1925 yılında mide kanserine yakalandı ve devlet imkanları ile Paris’e tedaviye gönderildi. Ancak iyileşemedi ve 18 Haziran 1925 yılında hayatını kaybetti. Külleri yakıldı ve naaşı eşi ve kızının yaşadığı Novi Sand kasabasına defnedildi. Mezarı sonra kızı tarafından Münih Şehrinin Ostfriedhof mezarlığına nakledildi.
Beyaz Zambaklar Ülkesinde konusu ve anlatımı
Beyaz Zambaklar ülkesinde kitabı başta kısaca ifade ettiğim gibi bir ülkenin topyekün nasıl ayağa kalktığını anlatıyor. Romanımızın kahramanı Snelman. Kitap ayrıca Snelmanın ağzından anlatılmıştır.
Finlandiya 1811 yılına kadar İsveç hakimiyeti altında olan bir ülke idi. Bütün okullar, kiliseler, ticaret ve sanat İşveçlilerin elindeydi. Öğretmenler, sanatkarlar, din adamları İsveçliydi. Bu insanlar Finlandiyalılara üstenci bir bakış açısı ile yaklaşıyorlardı. Bu durum aynı zamanda Finlandiya halkının kültürel gelişimine de engel oluyordu.
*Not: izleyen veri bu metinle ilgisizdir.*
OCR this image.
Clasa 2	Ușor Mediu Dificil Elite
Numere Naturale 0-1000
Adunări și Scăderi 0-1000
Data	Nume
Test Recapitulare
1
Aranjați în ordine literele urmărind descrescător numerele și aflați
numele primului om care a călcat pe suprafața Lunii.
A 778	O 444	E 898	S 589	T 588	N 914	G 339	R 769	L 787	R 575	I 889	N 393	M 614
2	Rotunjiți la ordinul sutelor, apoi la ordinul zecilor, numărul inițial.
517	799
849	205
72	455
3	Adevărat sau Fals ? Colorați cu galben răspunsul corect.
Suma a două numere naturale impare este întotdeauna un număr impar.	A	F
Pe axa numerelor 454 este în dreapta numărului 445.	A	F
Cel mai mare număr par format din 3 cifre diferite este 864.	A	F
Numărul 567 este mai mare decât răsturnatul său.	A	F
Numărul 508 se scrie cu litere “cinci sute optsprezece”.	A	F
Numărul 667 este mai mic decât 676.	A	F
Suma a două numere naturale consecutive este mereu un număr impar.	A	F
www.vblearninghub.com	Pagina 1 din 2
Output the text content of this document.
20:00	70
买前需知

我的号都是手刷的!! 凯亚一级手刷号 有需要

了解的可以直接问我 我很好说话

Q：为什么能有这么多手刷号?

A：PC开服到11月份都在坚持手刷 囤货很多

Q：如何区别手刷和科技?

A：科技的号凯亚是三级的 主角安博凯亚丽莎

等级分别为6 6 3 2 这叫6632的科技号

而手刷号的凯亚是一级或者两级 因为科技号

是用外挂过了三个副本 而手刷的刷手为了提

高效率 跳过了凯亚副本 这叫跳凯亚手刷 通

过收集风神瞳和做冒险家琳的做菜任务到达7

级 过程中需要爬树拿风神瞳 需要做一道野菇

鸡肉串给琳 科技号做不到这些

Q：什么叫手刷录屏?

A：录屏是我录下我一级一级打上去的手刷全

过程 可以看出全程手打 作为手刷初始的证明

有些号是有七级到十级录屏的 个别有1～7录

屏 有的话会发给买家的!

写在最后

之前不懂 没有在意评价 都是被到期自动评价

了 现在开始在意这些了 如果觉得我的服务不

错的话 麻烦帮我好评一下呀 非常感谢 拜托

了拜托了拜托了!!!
1808 yılında Rusya Finlandiya’nın yarısını ele geçirdi ve kazanılan hakların tamamının kullanılmasına izin verileceği Rus çarı tarafından ilan edildi. Bu olaydan sonra Finlandiyalılar özgürce kendi kültürlerini geliştirme olanağı buldular.
Fin kültürünü geliştirmek için en büyük çabayı Johan Wilhelm Snelman gösterdi. Toplumun her kesimi ile adeta teker teker ilgilendi. Adeta ülkede topyekün bir seferberlik ilan edilmişti.
İlk çalışmasını aydınlar üzerinden başlattı. Aydın olmanın halka üsten bakmak olmadığını, aydın olan kişiler ne biliyorlarsa bunu halka öğretmeleri gerektiğini anlattı. Daha sonra halkın iyi bir şekilde bilgilendirilmesi için öğretmenlere sıra gelmişti. Öğretmenlere yaz ayı boyunca konferanslar verdi ve öğretmenlerin işlerini iyi yapmaları konusunda onlara tavsiyelerde bulundu.
Din adamlarını da bu hedefler doğrultusunda çok önemli buluyordu. Dinsizliğin halkın ruhsal olarak taşıdığı bütün değerleri öldüreceğini düşünüyor ve bu konuda halkın bu duygularını yaşatması için din adamlarına çok işler düştüğünü anlatıyordu.
Rusya ile andlaşma
Rusya ile yapılan andlaşma gereği 1816 yılında yeni anayasa kabul edildi. Bu andlaşmanın sonrasında Finlandiya’da devletin işlerini Finliler görmeye başladı. Snelmanın emekleri semeresini göstermeye başlamıştı. Bu dönemde her kesimde büyük değişimler ortaya çıktı ancak en büyük değişim orduda görüldü.
Ordu da görevli olanlar hiçbir iş yapmazlar sabahtan akşama kadar kışlada oturur ve içki içerlerdi. Halkla hiç ilgilenmezler ve onlara kaba davranırlardı. Snelman ve arkadaşları bu konuda ciddi bir çalışmaya başladılar. Ordu içinde konferanslar vererek bu olumsuz durumu düzelttiler. Artık aileler çocuklarını askere göndererek terbiyeli birer insan olmalarını istiyorlardı.
kayalık ve bataklıklar ülkesi olarak bilinen Finlandiya’da kayaların üzerine toprak taşındı ve orada tarım yapılmaya başlandı. Üretime başladılar, okullar açıldı ve insanlar okumaya başladılar.
Ta 1800’lü yıllarda atılan bu temeller bugün Finlandiya’yı dünyanın her konuda en iyi ve en disiplinli ülkelerinde biri olmasını sağladı.
Ve son söz!
Yeni kurulan Türkiye Cumhuriyetini’de etkileyen Finlandiyadaki bu çalışmayı ve topyekun ayağa kalkışı anlatan Zambaklar ülkesinde romanını muhakkak okumalı hatta çocuklarınıza okuması için ne gerekiyorsa yapmalısınız. Bu kitap onların yarınlara bakışını çok değiştirecektir.